Cela envoya un signal aux classes dirigeantes du monde entier leur
disant qu'elles pouvaient attaquer la classe ouvrière en toute
impunité. En l'espace de quelques années, une suite de
gouvernements de droite étaient arrivés au pouvoir et avaient
lancé, au nom du monétarisme anti keynésien, une offensive
soutenue contre la classe ouvrière.
Au
cours des trente-cinq années passées
depuis le Coup d'Etat de Canberra, le Parti travailliste est,
comme ses homologues des autres pays, passé par une transformation
qualitative. Ne disposant plus d'aucun soutien véritable dans la
classe ouvrière, il ne peut plus être considéré comme un parti
politique au sens populaire du terme. Le Parti travailliste, tout
comme les syndicats, fonctionne comme un réseau corrompu et
bureaucratique constitué de cliques rivales représentant diverses
sections de l'élite industrielle et financière.
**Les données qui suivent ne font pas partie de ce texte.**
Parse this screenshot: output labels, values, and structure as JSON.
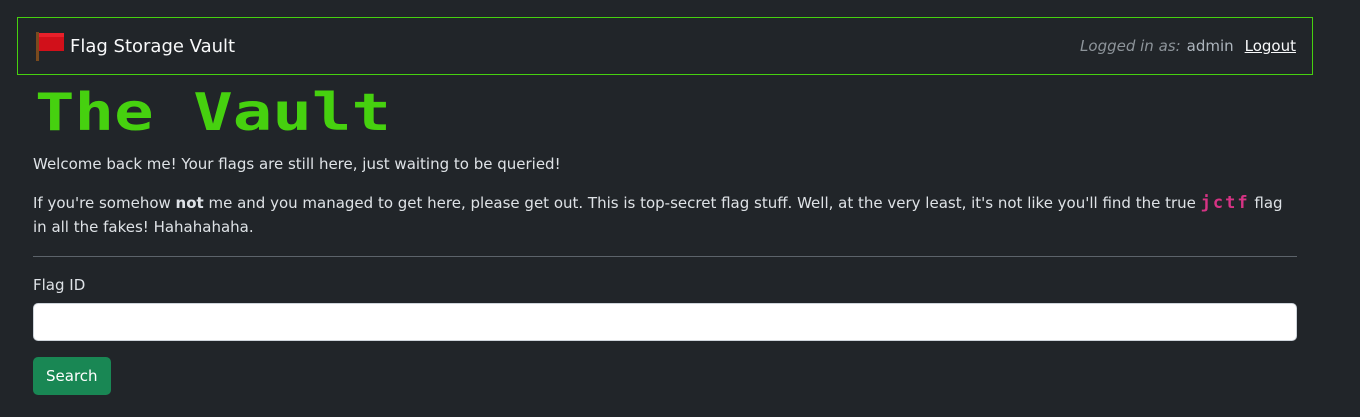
{
  "navbar": {
    "brand_label": "Flag Storage Vault",
    "brand_icon": "red-flag-icon",
    "logged_in_label": "Logged in as:",
    "username": "admin",
    "logout_label": "Logout",
    "border_color": "#46d10f"
  },
  "main": {
    "title": "The Vault",
    "title_color": "#46d10f",
    "welcome_text": "Welcome back me! Your flags are still here, just waiting to be queried!",
    "warning": {
      "part1": "If you're somehow ",
      "emphasis": "not",
      "part2": " me and you managed to get here, please get out. This is top-secret flag stuff. Well, at the very least, it's not like you'll find the true ",
      "code": "jctf",
      "part3": " flag in all the fakes! Hahahahaha."
    }
  },
  "form": {
    "label": "Flag ID",
    "input_value": "",
    "input_placeholder": "",
    "submit_label": "Search",
    "submit_color": "#198754"
  }
}
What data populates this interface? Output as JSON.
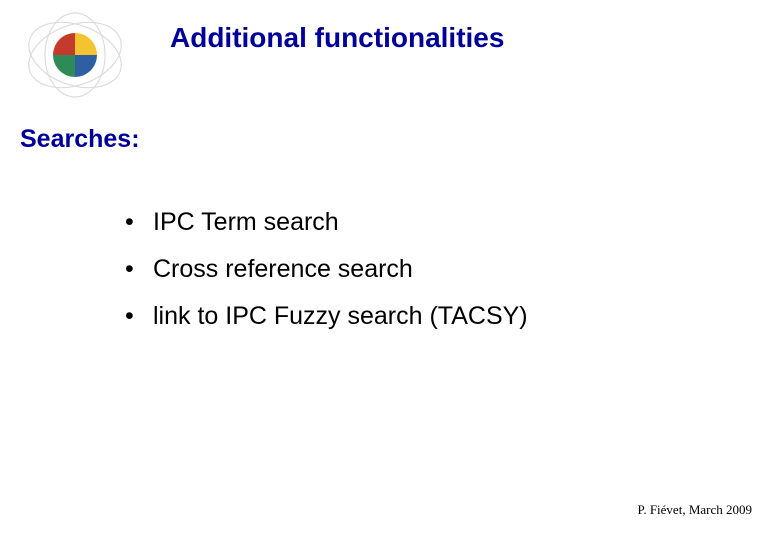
{
  "title": "Additional functionalities",
  "section": "Searches:",
  "bullets": {
    "item0": "IPC Term search",
    "item1": "Cross reference search",
    "item2": "link to IPC Fuzzy search (TACSY)"
  },
  "footer": "P. Fiévet, March 2009",
  "logo": {
    "colors": {
      "yellow": "#f4c430",
      "blue": "#2e5fa3",
      "green": "#2e8b57",
      "red": "#c43b2e"
    }
  }
}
L'éviction de
Rudd confirme qu'il n'y a rien que cet appareil en putréfaction
ne soit prêt à faire en faveur de ses maîtres politiques et
économiques.
La
classe ouvrière doit tirer au niveau
international des conclusions bien claires. Il n'y a aucun soutien
dans la bourgeoisie d'aucun pays pour un maintien de droits
civiques fondamentaux. Ceux-ci ne peuvent être défendus que sur la
base d'une lutte indépendante et unifiée pour le socialisme de
la part de la classe ouvrière internationale. Une vraie démocratie
ne peut exister que sur la base d'une véritable égalité
sociale. Et cela requiert le développement d'une économie
globale planifiée de façon rationnelle et ayant pour objectif la
satisfaction des besoins sociaux de la majorité et non pas
l'accumulation privée de profit par une infime minorité.